When I rolled down the window (wow, that's an inaccurate term nowadays) to ask her if she needed a ride, she very politely smiled and said, "No, thanks" and kept on walking. Well, DUH! After I thought about it for two and a half seconds, I realized that young women should never accept rides from strangers unless they're bleeding uncontrollably, and even then, to be very careful about it.
So that good deed turned out really bad, but I think I would have felt worse if I hadn't stopped. I think that's one of the reasons I argue with that small voice when it tells me I should do something. I remember the times when it's gone bad, and I get discouraged from trying it again.
But what's even worse is when I don't even think about the good deed in the first place. Something happens and I think in retrospect, "Oh goodness, I could've done that to help and it would've been so much easier for them!" Then I slap myself mentally on the forehead and vow to do better next time.

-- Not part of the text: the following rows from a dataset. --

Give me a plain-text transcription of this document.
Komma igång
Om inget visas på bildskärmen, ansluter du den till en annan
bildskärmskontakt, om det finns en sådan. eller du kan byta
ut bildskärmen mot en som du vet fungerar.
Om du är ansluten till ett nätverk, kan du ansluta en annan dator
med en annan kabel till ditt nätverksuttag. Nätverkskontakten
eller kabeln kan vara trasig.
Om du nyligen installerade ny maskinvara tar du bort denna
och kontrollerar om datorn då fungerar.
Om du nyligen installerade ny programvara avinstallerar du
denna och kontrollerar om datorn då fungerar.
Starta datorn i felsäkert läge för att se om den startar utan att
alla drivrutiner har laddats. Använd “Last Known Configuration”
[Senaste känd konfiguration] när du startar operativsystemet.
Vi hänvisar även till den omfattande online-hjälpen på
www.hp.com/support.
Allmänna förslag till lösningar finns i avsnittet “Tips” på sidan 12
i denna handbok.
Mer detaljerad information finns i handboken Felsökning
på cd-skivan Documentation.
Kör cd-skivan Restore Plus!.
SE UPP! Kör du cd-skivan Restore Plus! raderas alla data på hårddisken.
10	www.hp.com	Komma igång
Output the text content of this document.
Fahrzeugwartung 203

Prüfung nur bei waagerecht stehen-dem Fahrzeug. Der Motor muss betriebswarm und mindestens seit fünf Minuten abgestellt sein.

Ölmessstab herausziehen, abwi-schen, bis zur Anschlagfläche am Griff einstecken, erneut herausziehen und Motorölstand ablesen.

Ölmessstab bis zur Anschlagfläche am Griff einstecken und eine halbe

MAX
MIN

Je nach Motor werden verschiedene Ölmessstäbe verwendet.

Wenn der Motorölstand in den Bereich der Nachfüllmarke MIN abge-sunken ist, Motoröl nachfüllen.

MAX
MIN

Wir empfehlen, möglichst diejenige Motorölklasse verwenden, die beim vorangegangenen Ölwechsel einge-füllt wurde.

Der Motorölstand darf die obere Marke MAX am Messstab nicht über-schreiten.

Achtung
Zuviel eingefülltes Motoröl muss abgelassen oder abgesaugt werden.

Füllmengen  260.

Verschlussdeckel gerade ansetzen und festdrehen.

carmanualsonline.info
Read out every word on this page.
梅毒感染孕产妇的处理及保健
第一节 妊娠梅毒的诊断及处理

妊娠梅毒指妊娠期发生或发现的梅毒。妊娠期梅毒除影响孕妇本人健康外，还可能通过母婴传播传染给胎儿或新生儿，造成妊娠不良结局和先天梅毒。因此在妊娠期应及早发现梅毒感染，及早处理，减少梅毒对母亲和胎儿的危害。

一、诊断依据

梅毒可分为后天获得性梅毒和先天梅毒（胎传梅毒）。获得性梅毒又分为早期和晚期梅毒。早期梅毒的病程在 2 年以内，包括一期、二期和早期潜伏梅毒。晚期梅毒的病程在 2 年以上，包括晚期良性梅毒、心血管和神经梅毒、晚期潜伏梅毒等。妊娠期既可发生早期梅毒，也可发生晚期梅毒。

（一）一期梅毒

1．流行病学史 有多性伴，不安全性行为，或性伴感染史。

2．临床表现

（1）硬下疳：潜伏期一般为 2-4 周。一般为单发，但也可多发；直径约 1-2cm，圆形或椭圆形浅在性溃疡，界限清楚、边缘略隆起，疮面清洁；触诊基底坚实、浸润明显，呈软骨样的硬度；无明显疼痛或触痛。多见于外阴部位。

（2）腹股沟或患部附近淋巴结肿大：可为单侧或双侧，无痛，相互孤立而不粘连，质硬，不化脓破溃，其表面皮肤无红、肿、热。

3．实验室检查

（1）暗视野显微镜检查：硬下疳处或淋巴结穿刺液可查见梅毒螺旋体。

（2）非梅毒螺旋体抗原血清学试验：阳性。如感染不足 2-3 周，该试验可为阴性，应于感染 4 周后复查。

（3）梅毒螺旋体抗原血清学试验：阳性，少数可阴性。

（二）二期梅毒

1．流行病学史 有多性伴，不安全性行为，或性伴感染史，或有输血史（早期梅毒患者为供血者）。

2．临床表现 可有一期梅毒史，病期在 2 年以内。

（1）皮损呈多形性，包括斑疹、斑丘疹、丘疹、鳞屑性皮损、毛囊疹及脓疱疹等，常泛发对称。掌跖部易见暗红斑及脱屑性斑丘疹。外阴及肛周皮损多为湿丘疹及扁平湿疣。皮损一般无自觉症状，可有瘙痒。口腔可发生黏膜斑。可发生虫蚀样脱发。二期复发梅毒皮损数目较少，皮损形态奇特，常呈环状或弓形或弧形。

I think what is required is time spent... thinking. In silence. With no noise or distraction. I am so not good at that. I'm one of those people who cannot leave the radio off in the car. There MUST be music or something. So thinking in silence is very hard for me.
A while ago, I spent a few hours sitting on the couch, just thinking about everything. I had no music, TV, computer, nothing. Just me and my notebook. WOW... that was so fruitful. I was listening to my thoughts and interacting with them (not talking out loud, either. I don't think.) and coming to some surprising conclusions.
I've done it in the car, too, when I'm driving somewhere that will take a little time (anywhere is a little time from St. Francis). When I take off the radio, I actually allow myself to think and mull over things. And then that little voice can tell me where I can do good and for whom, and I can think about other ways I can help too, instead of simply reacting to the immediate need.
As you might have guessed, the little voice that leads me to do good would be the Holy Spirit. When I listen to that voice and follow through, sometimes it feels good, and sometimes it doesn't. But that's not really the point, is it, to feel good about it? Because if we did it to feel good, it would be a little self-serving, which would kind of take away from the good deed.
Sometimes when we talk about doing a quiet time each day, we fill that time with reading or praying, or listening to music. Those are all good things, and it's good to do them every day. But there should also be times of quiet listening. Listening to ourselves or to God, and following through with those little promptings.
How will you respond the next time you hear that little voice telling you to do a good deed?
P.S. The little voice that's telling you to lie or cheat would NOT be the Holy Spirit, just sayin'!
oh obedience is key! I have thought about this a lot too...to obey or not that is the question. I think I have decided that God is working even if I don't see it and even when I look silly. ;)
ReplyDeleteI agree, Stephanie... God works whether we look silly or not. I just have to work on a higher rate of obedience versus just turning my head the other way and ignoring that little voice.